Terence Stephenson, of the University of Nottingham in the United Kingdom, and colleagues looked at the relationship between visual problems and neurologic function in a cohort of subjects who weighed less than 1,701 g at birth. Of 505 infants in the initial cohort, 254 consented to eye exams at age 10 to 13 years, and 198 underwent a battery of neurologic tests.
They found that 50% of these 198 children had an adverse ophthalmologic outcome at age 10 to 13, including 48 cases of reduced acuity, 40 with myopia, 36 with strabismus, two with color defect, and one with a field defect.
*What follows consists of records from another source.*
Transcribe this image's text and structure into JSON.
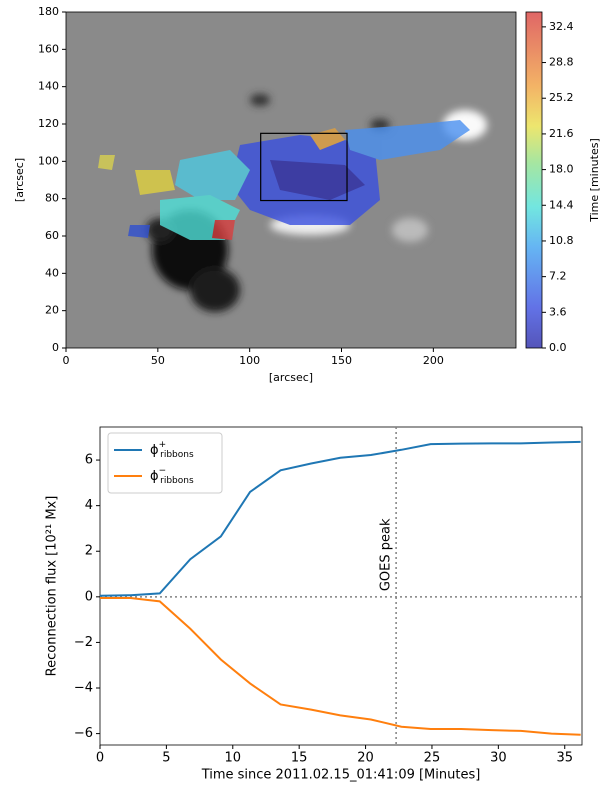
{
  "chart_data": [
    {
      "type": "image",
      "xlabel": "[arcsec]",
      "ylabel": "[arcsec]",
      "xlim": [
        0,
        245
      ],
      "xticks": [
        0,
        50,
        100,
        150,
        200
      ],
      "ylim": [
        0,
        180
      ],
      "yticks": [
        0,
        20,
        40,
        60,
        80,
        100,
        120,
        140,
        160,
        180
      ],
      "box": {
        "x": [
          106,
          153
        ],
        "y": [
          79,
          115
        ]
      },
      "colorbar": {
        "label": "Time [minutes]",
        "lim": [
          0,
          33.9
        ],
        "ticks": [
          {
            "value": 0,
            "label": "0.0"
          },
          3.6,
          7.2,
          10.8,
          14.4,
          {
            "value": 18,
            "label": "18.0"
          },
          21.6,
          25.2,
          28.8,
          32.4
        ]
      }
    },
    {
      "type": "line",
      "xlabel": "Time since 2011.02.15_01:41:09 [Minutes]",
      "ylabel": "Reconnection flux [10²¹ Mx]",
      "xlim": [
        0,
        36.3
      ],
      "xticks": [
        0,
        5,
        10,
        15,
        20,
        25,
        30,
        35
      ],
      "ylim": [
        -6.5,
        7.45
      ],
      "yticks": [
        {
          "value": -6,
          "label": "−6"
        },
        {
          "value": -4,
          "label": "−4"
        },
        {
          "value": -2,
          "label": "−2"
        },
        0,
        2,
        4,
        6
      ],
      "x": [
        0,
        2.3,
        4.5,
        6.8,
        9.1,
        11.3,
        13.6,
        15.9,
        18.1,
        20.4,
        22.7,
        24.9,
        27.2,
        29.5,
        31.7,
        34,
        36.2
      ],
      "series": [
        {
          "name": "ϕ",
          "sup": "+",
          "sub": "ribbons",
          "color": "#1f77b4",
          "values": [
            0.05,
            0.07,
            0.15,
            1.65,
            2.65,
            4.6,
            5.55,
            5.85,
            6.1,
            6.22,
            6.45,
            6.7,
            6.72,
            6.73,
            6.73,
            6.77,
            6.8
          ]
        },
        {
          "name": "ϕ",
          "sup": "−",
          "sub": "ribbons",
          "color": "#ff7f0e",
          "values": [
            -0.05,
            -0.05,
            -0.2,
            -1.4,
            -2.75,
            -3.8,
            -4.72,
            -4.95,
            -5.2,
            -5.38,
            -5.7,
            -5.8,
            -5.8,
            -5.85,
            -5.88,
            -6.0,
            -6.05
          ]
        }
      ],
      "hlines": [
        0
      ],
      "vlines": [
        22.3
      ],
      "annotation": "GOES peak"
    }
  ]
}
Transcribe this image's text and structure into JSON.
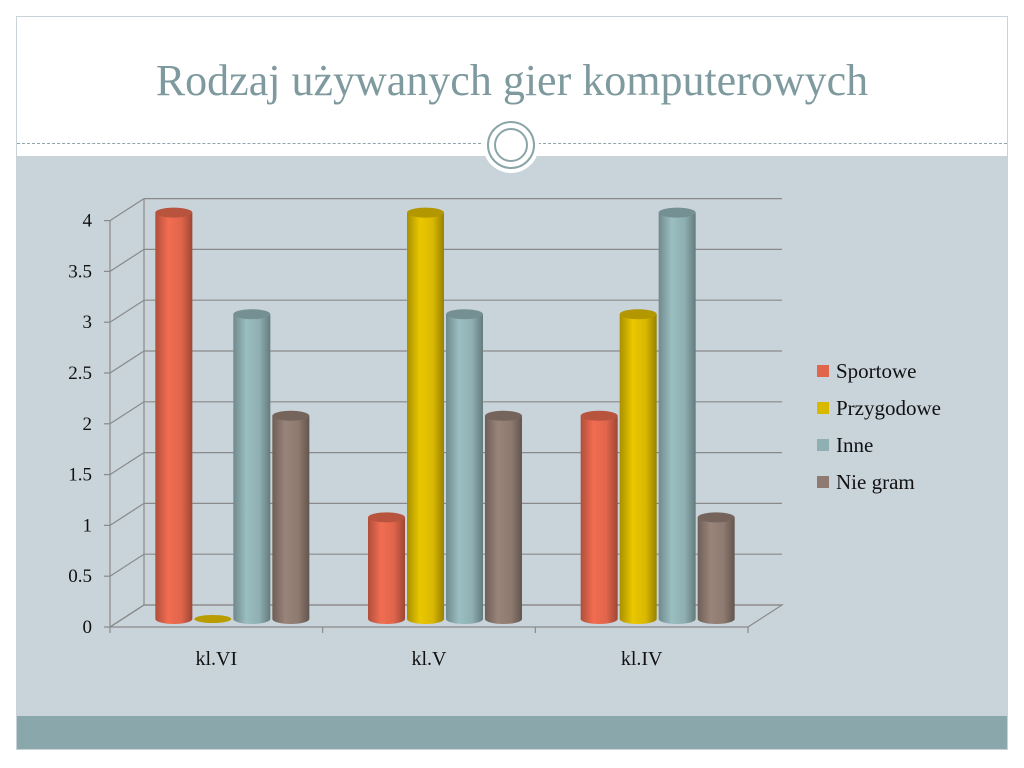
{
  "slide": {
    "title": "Rodzaj używanych gier komputerowych"
  },
  "chart_data": {
    "type": "bar",
    "style": "3d-cylinder",
    "categories": [
      "kl.VI",
      "kl.V",
      "kl.IV"
    ],
    "series": [
      {
        "name": "Sportowe",
        "color": "#e0654b",
        "values": [
          4,
          1,
          2
        ]
      },
      {
        "name": "Przygodowe",
        "color": "#d9b800",
        "values": [
          0,
          4,
          3
        ]
      },
      {
        "name": "Inne",
        "color": "#8fb0b3",
        "values": [
          3,
          3,
          4
        ]
      },
      {
        "name": "Nie gram",
        "color": "#8e7a70",
        "values": [
          2,
          2,
          1
        ]
      }
    ],
    "yticks": [
      "0",
      "0.5",
      "1",
      "1.5",
      "2",
      "2.5",
      "3",
      "3.5",
      "4"
    ],
    "ylim": [
      0,
      4
    ],
    "grid": true,
    "legend": "right"
  }
}
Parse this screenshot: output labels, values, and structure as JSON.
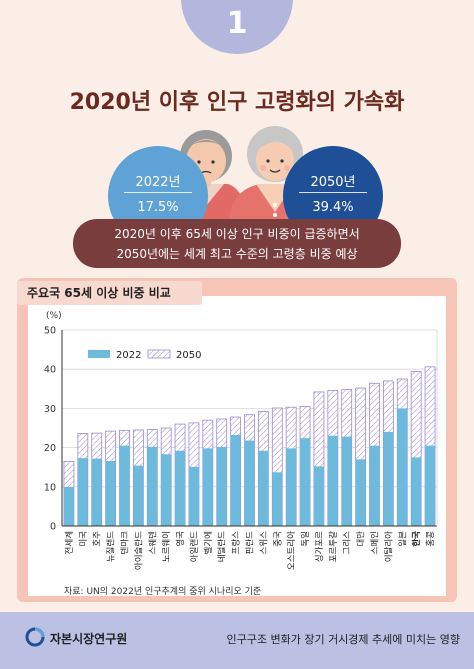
{
  "badge": "1",
  "headline": "2020년 이후 인구 고령화의 가속화",
  "stats": {
    "left": {
      "year": "2022년",
      "value": "17.5%"
    },
    "right": {
      "year": "2050년",
      "value": "39.4%"
    }
  },
  "banner": {
    "line1": "2020년 이후 65세 이상 인구 비중이 급증하면서",
    "line2": "2050년에는 세계 최고 수준의 고령층 비중 예상"
  },
  "chart_title": "주요국 65세 이상 비중 비교",
  "chart_data": {
    "type": "bar",
    "ylabel": "(%)",
    "ylim": [
      0,
      50
    ],
    "yticks": [
      0,
      10,
      20,
      30,
      40,
      50
    ],
    "grid": true,
    "legend_position": "top-left",
    "categories": [
      "전세계",
      "미국",
      "호주",
      "뉴질랜드",
      "덴마크",
      "아이슬란드",
      "스웨덴",
      "노르웨이",
      "영국",
      "아일랜드",
      "벨기에",
      "네덜란드",
      "프랑스",
      "핀란드",
      "스위스",
      "중국",
      "오스트리아",
      "독일",
      "싱가포르",
      "포르투갈",
      "그리스",
      "대만",
      "스페인",
      "이탈리아",
      "일본",
      "한국",
      "홍콩"
    ],
    "series": [
      {
        "name": "2022",
        "values": [
          10,
          17.3,
          17.2,
          16.6,
          20.5,
          15.4,
          20.2,
          18.3,
          19.2,
          15.1,
          19.8,
          20.2,
          23.2,
          21.8,
          19.2,
          13.7,
          19.8,
          22.4,
          15.2,
          23,
          22.8,
          17,
          20.5,
          24,
          30,
          17.5,
          20.5
        ]
      },
      {
        "name": "2050",
        "values": [
          16.5,
          23.6,
          23.7,
          24.2,
          24.4,
          24.5,
          24.6,
          25,
          26,
          26.3,
          27,
          27.3,
          27.8,
          28.4,
          29.2,
          30.1,
          30.3,
          30.5,
          34.2,
          34.6,
          34.8,
          35.2,
          36.4,
          37,
          37.5,
          39.4,
          40.6
        ]
      }
    ],
    "highlight_category": "한국",
    "colors": {
      "2022": "#6cbbdd",
      "2050_stroke": "#9b8ad2",
      "axis": "#333333",
      "grid": "#d6d6d6"
    }
  },
  "source_note": "자료: UN의 2022년 인구추계의 중위 시나리오 기준",
  "footer": {
    "org": "자본시장연구원",
    "note": "인구구조 변화가 장기 거시경제 추세에 미치는 영향"
  }
}
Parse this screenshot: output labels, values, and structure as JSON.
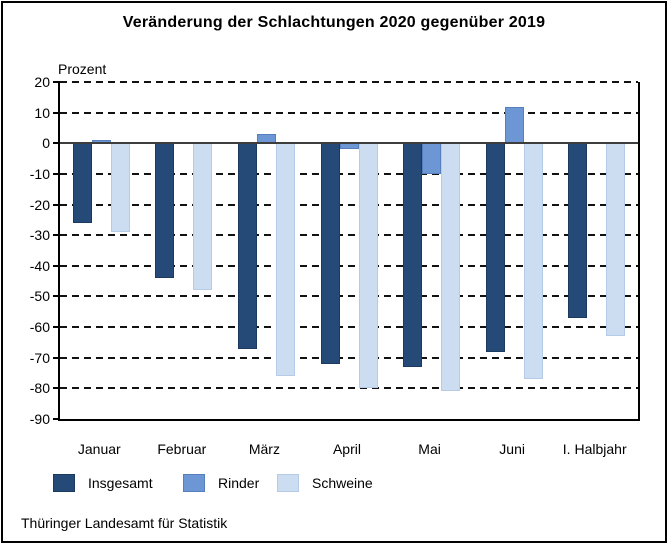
{
  "title": "Veränderung der Schlachtungen 2020 gegenüber 2019",
  "y_axis_label": "Prozent",
  "source": "Thüringer Landesamt für Statistik",
  "colors": {
    "insgesamt": "#264a77",
    "insgesamt_border": "#1c3a5f",
    "rinder": "#6d97d4",
    "rinder_border": "#5580bd",
    "schweine": "#cdddf1",
    "schweine_border": "#b6cbe7",
    "zero_line": "#3d3d3d",
    "grid": "#111111"
  },
  "chart_data": {
    "type": "bar",
    "title": "Veränderung der Schlachtungen 2020 gegenüber 2019",
    "ylabel": "Prozent",
    "categories": [
      "Januar",
      "Februar",
      "März",
      "April",
      "Mai",
      "Juni",
      "I. Halbjahr"
    ],
    "series": [
      {
        "name": "Insgesamt",
        "color": "#264a77",
        "border": "#1c3a5f",
        "values": [
          -26,
          -44,
          -67,
          -72,
          -73,
          -68,
          -57
        ]
      },
      {
        "name": "Rinder",
        "color": "#6d97d4",
        "border": "#5580bd",
        "values": [
          1,
          0,
          3,
          -2,
          -10,
          12,
          0.5
        ]
      },
      {
        "name": "Schweine",
        "color": "#cdddf1",
        "border": "#b6cbe7",
        "values": [
          -29,
          -48,
          -76,
          -80,
          -81,
          -77,
          -63
        ]
      }
    ],
    "ylim": [
      -90,
      20
    ],
    "ytick_step": 10,
    "grid": "dashed-horizontal",
    "legend_position": "bottom"
  }
}
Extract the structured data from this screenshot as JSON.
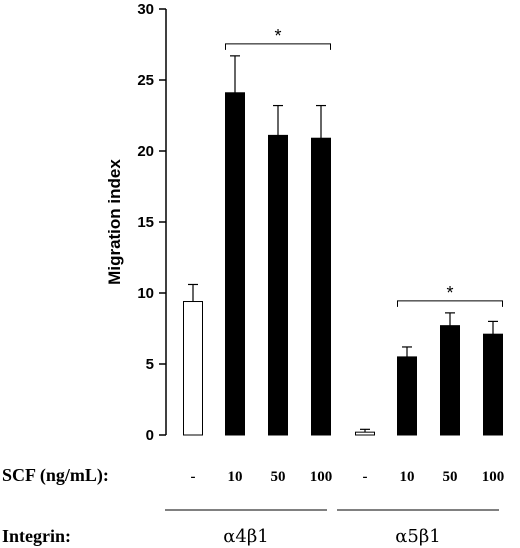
{
  "chart_data": {
    "type": "bar",
    "ylabel": "Migration index",
    "ylim": [
      0,
      30
    ],
    "yticks": [
      "0",
      "5",
      "10",
      "15",
      "20",
      "25",
      "30"
    ],
    "row_labels": {
      "scf": "SCF (ng/mL):",
      "integrin": "Integrin:"
    },
    "categories": [
      "-",
      "10",
      "50",
      "100",
      "-",
      "10",
      "50",
      "100"
    ],
    "values": [
      9.4,
      24.1,
      21.1,
      20.9,
      0.2,
      5.5,
      7.7,
      7.1
    ],
    "errors": [
      1.2,
      2.6,
      2.1,
      2.3,
      0.2,
      0.7,
      0.9,
      0.9
    ],
    "bar_fill": [
      "#ffffff",
      "#000000",
      "#000000",
      "#000000",
      "#ffffff",
      "#000000",
      "#000000",
      "#000000"
    ],
    "groups": [
      {
        "label": "α4β1",
        "from": 0,
        "to": 3
      },
      {
        "label": "α5β1",
        "from": 4,
        "to": 7
      }
    ],
    "significance": [
      {
        "from": 1,
        "to": 3,
        "label": "*"
      },
      {
        "from": 5,
        "to": 7,
        "label": "*"
      }
    ]
  }
}
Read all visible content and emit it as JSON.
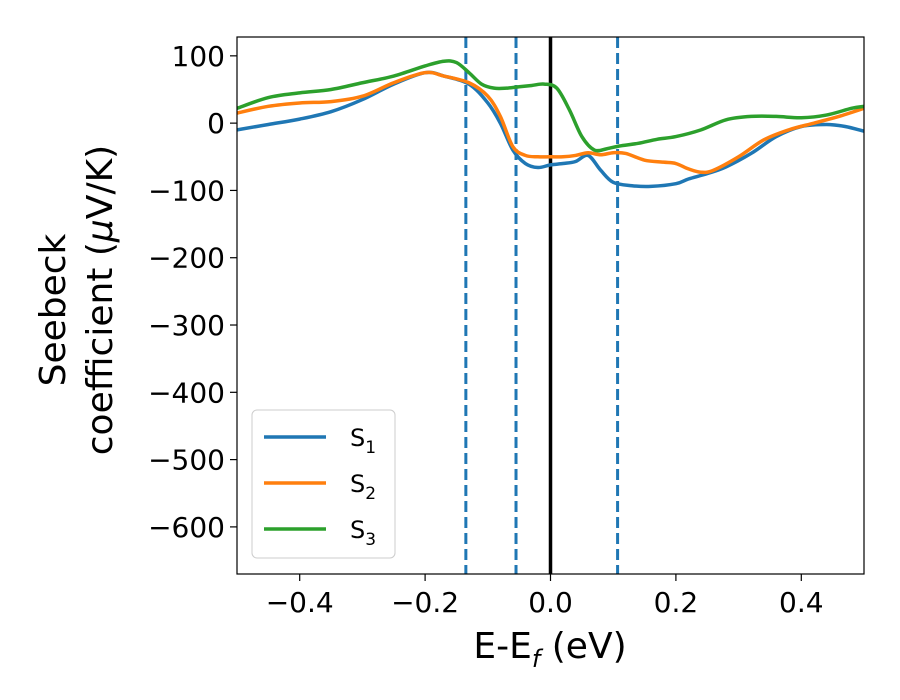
{
  "chart_data": {
    "type": "line",
    "xlabel": {
      "main": "E-E",
      "sub": "f",
      "tail": " (eV)"
    },
    "ylabel": {
      "line1": "Seebeck",
      "line2_pre": "coefficient  (",
      "line2_mu": "μ",
      "line2_post": "V/K)"
    },
    "xlim": [
      -0.5,
      0.5
    ],
    "ylim": [
      -670,
      128
    ],
    "xticks": [
      -0.4,
      -0.2,
      0.0,
      0.2,
      0.4
    ],
    "xtick_labels": [
      "−0.4",
      "−0.2",
      "0.0",
      "0.2",
      "0.4"
    ],
    "yticks": [
      100,
      0,
      -100,
      -200,
      -300,
      -400,
      -500,
      -600
    ],
    "ytick_labels": [
      "100",
      "0",
      "−100",
      "−200",
      "−300",
      "−400",
      "−500",
      "−600"
    ],
    "grid": false,
    "legend_position": "lower-left",
    "vlines": [
      {
        "x": 0.0,
        "style": "solid",
        "color": "#000000"
      },
      {
        "x": -0.135,
        "style": "dashed",
        "color": "#1f77b4"
      },
      {
        "x": -0.055,
        "style": "dashed",
        "color": "#1f77b4"
      },
      {
        "x": 0.107,
        "style": "dashed",
        "color": "#1f77b4"
      }
    ],
    "series": [
      {
        "name": "S",
        "sub": "1",
        "color": "#1f77b4",
        "x": [
          -0.5,
          -0.45,
          -0.4,
          -0.35,
          -0.3,
          -0.25,
          -0.2,
          -0.17,
          -0.13,
          -0.1,
          -0.08,
          -0.06,
          -0.04,
          -0.02,
          0.0,
          0.02,
          0.04,
          0.06,
          0.08,
          0.1,
          0.13,
          0.16,
          0.2,
          0.22,
          0.25,
          0.28,
          0.32,
          0.36,
          0.4,
          0.44,
          0.47,
          0.5
        ],
        "y": [
          -10,
          -2,
          6,
          17,
          35,
          58,
          75,
          70,
          58,
          30,
          0,
          -40,
          -60,
          -66,
          -62,
          -60,
          -57,
          -48,
          -70,
          -88,
          -93,
          -94,
          -90,
          -83,
          -75,
          -65,
          -45,
          -20,
          -5,
          -2,
          -5,
          -12
        ]
      },
      {
        "name": "S",
        "sub": "2",
        "color": "#ff7f0e",
        "x": [
          -0.5,
          -0.45,
          -0.4,
          -0.35,
          -0.3,
          -0.25,
          -0.2,
          -0.17,
          -0.13,
          -0.1,
          -0.08,
          -0.06,
          -0.04,
          -0.02,
          0.0,
          0.02,
          0.04,
          0.06,
          0.08,
          0.1,
          0.12,
          0.15,
          0.18,
          0.2,
          0.22,
          0.24,
          0.26,
          0.3,
          0.34,
          0.38,
          0.42,
          0.46,
          0.5
        ],
        "y": [
          15,
          25,
          30,
          32,
          40,
          60,
          75,
          70,
          60,
          40,
          10,
          -35,
          -48,
          -50,
          -50,
          -50,
          -48,
          -44,
          -47,
          -44,
          -45,
          -55,
          -58,
          -60,
          -68,
          -73,
          -70,
          -50,
          -25,
          -10,
          0,
          10,
          22
        ]
      },
      {
        "name": "S",
        "sub": "3",
        "color": "#2ca02c",
        "x": [
          -0.5,
          -0.45,
          -0.4,
          -0.35,
          -0.3,
          -0.25,
          -0.2,
          -0.17,
          -0.15,
          -0.13,
          -0.11,
          -0.09,
          -0.07,
          -0.05,
          -0.03,
          -0.01,
          0.01,
          0.03,
          0.05,
          0.07,
          0.09,
          0.11,
          0.14,
          0.17,
          0.2,
          0.24,
          0.28,
          0.32,
          0.36,
          0.4,
          0.44,
          0.48,
          0.5
        ],
        "y": [
          22,
          38,
          45,
          50,
          60,
          70,
          85,
          92,
          90,
          75,
          58,
          52,
          52,
          54,
          56,
          58,
          52,
          20,
          -20,
          -40,
          -38,
          -34,
          -30,
          -24,
          -20,
          -10,
          5,
          10,
          10,
          8,
          12,
          22,
          25
        ]
      }
    ]
  }
}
These visual impairments, which developed in the postnatal period, were associated with worse cognitive function, even after correcting for birth factors, such as mild retinopathy of prematurity.
Stephenson T, Wright S, O'Connor A, et al. Children born weighing less than 1701 g: visual and cognitive outcomes at 11–14 years. Arch Dis Child Fetal Neonatal Ed. 2007;92:F265-F270.